The process of delivering software using more than one development team – and often distributed – faces issues of dependencies, boundaries, coordination and/or synchronization. Challenges include making decisions, setting goals, communicating, building trust and managing the team (Owen, 2016). With the rise of ASD, these processes were rethought (Dingsøyr, Bjørnson, Moe, Rolland, & Seim, 2018).
In process management, architectures are an artifact from model-based systems thinking capable of supporting a set of coordination decisions. Additionally, architecture is a central artifact when scaling up agile methods, as it is explicitly present in LSA frameworks, like Scaled Agile Framework (SAFe) (Leffingwell, 2016), Large-Scale Scrum (LeSS) (Larman & Vodde, 2016), Disciplined Agile Delivery (DAD) (Scott Ambler & Lines, 2012), Scrum@Scale (Sutherland, 2018), Nexus (K Schwaber, 2015) or Enterprise Scrum (Greening, 2010).
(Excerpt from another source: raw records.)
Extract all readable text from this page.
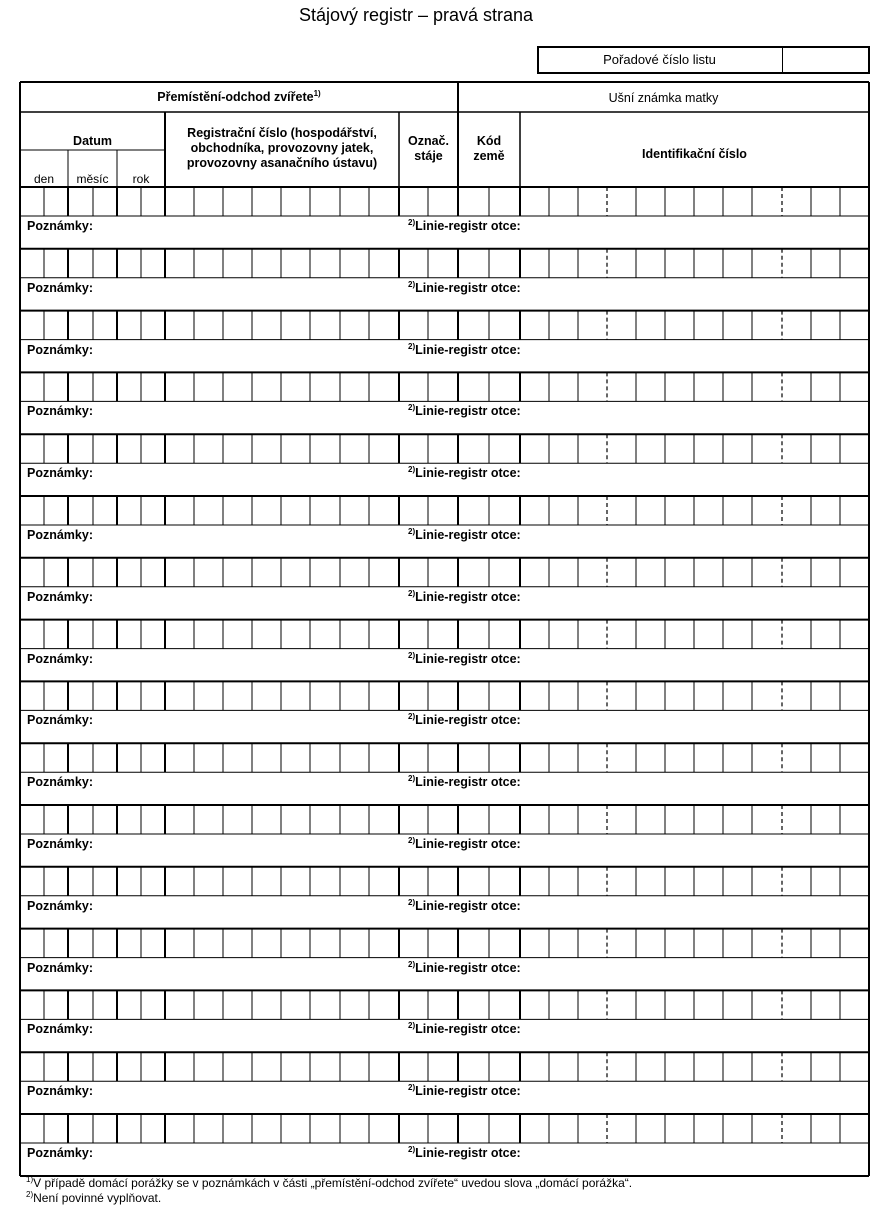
Stájový registr – pravá strana
Pořadové číslo listu
Přemístění-odchod zvířete$^{1)}$	Ušní známka matky
Datum
den	měsíc	rok
Registrační číslo (hospodářství, obchodníka, provozovny jatek, provozovny asanačního ústavu)
Označ. stáje
Kód země	Identifikační číslo
Poznámky:	$^{2)}$Linie-registr otce:
Poznámky:	$^{2)}$Linie-registr otce:
Poznámky:	$^{2)}$Linie-registr otce:
Poznámky:	$^{2)}$Linie-registr otce:
Poznámky:	$^{2)}$Linie-registr otce:
Poznámky:	$^{2)}$Linie-registr otce:
Poznámky:	$^{2)}$Linie-registr otce:
Poznámky:	$^{2)}$Linie-registr otce:
Poznámky:	$^{2)}$Linie-registr otce:
Poznámky:	$^{2)}$Linie-registr otce:
Poznámky:	$^{2)}$Linie-registr otce:
Poznámky:	$^{2)}$Linie-registr otce:
Poznámky:	$^{2)}$Linie-registr otce:
Poznámky:	$^{2)}$Linie-registr otce:
Poznámky:	$^{2)}$Linie-registr otce:
Poznámky:	$^{2)}$Linie-registr otce:
$^{1)}$V případě domácí porážky se v poznámkách v části „přemístění-odchod zvířete“ uvedou slova „domácí porážka“.
$^{2)}$Není povinné vyplňovat.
Communities such as Industrial XP (Kerievsky, 2005) include “Evolutionary Design” practices, and the “Spotify model” (Kniberg & Ivarsson, 2012) has specific architecting roles. Other LSA approaches include explicit architecture practices, namely the Agile Product Line Architecting (APLA) (Díaz, Pérez, & Garbajosa, 2014), a tailored XP model for large-scale projects (Cao, Mohan, Xu, & Ramesh, 2004), or a hybrid RUP+Scrum (Cho, 2009). Although acknowledging the importance of architecture in managing inter-team processes in an LSA context, these approaches lack a structured approach for using such information to manage the software delivery process. Models are about presenting an abstraction of reality towards a shared understanding of the problem, but a proper analysis requires depicting their input in assigning work, deriving dependencies, and managing inter-team communication and coordination.
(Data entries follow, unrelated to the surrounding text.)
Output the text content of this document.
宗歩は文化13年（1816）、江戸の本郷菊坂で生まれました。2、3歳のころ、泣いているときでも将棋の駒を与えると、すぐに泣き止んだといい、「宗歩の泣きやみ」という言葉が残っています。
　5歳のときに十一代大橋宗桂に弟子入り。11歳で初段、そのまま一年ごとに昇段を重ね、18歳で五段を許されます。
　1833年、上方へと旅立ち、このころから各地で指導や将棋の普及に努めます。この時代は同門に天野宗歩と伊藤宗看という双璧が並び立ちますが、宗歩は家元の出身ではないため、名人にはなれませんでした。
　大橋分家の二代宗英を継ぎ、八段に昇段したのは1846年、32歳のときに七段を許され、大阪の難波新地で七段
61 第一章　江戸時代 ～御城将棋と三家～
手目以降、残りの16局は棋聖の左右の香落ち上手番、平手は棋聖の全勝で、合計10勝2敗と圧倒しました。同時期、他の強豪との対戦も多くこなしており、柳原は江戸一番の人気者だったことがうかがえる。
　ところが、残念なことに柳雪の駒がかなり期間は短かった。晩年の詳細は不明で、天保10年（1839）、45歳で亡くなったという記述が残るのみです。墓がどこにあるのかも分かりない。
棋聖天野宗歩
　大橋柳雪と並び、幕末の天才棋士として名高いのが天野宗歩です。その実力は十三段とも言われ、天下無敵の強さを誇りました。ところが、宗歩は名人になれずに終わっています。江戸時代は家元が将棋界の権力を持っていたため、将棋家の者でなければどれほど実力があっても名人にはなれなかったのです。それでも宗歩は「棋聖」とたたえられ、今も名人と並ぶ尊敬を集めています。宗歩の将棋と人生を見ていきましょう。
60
This paper addresses the following research question: “How to use logical architectures for process management within LSA projects?”. By following the Design Science Research (DSR) methodology (Hevner, March, Park, & Ram, 2004), this research describes a distributed agile team management framework, called logical architecture-based distributed agile team management (LADATM). The LADATM framework is used as basis for managing the process of setting delivery boundaries, communicating the requirements, coordinating, and synchronizing multiple teams. Each team’s work and backlog are also derived from models. The approach, presented in further sections, has as a starting point a logical architecture. It contributes by proposing systems thinking and modeling with an important role in managing the process of LSA. Afterward, the research focuses on analyzing the teams, available artifacts and the processes. The framework was applied in a live research project called “Unified Hub for Smart Plants” (UH4SP).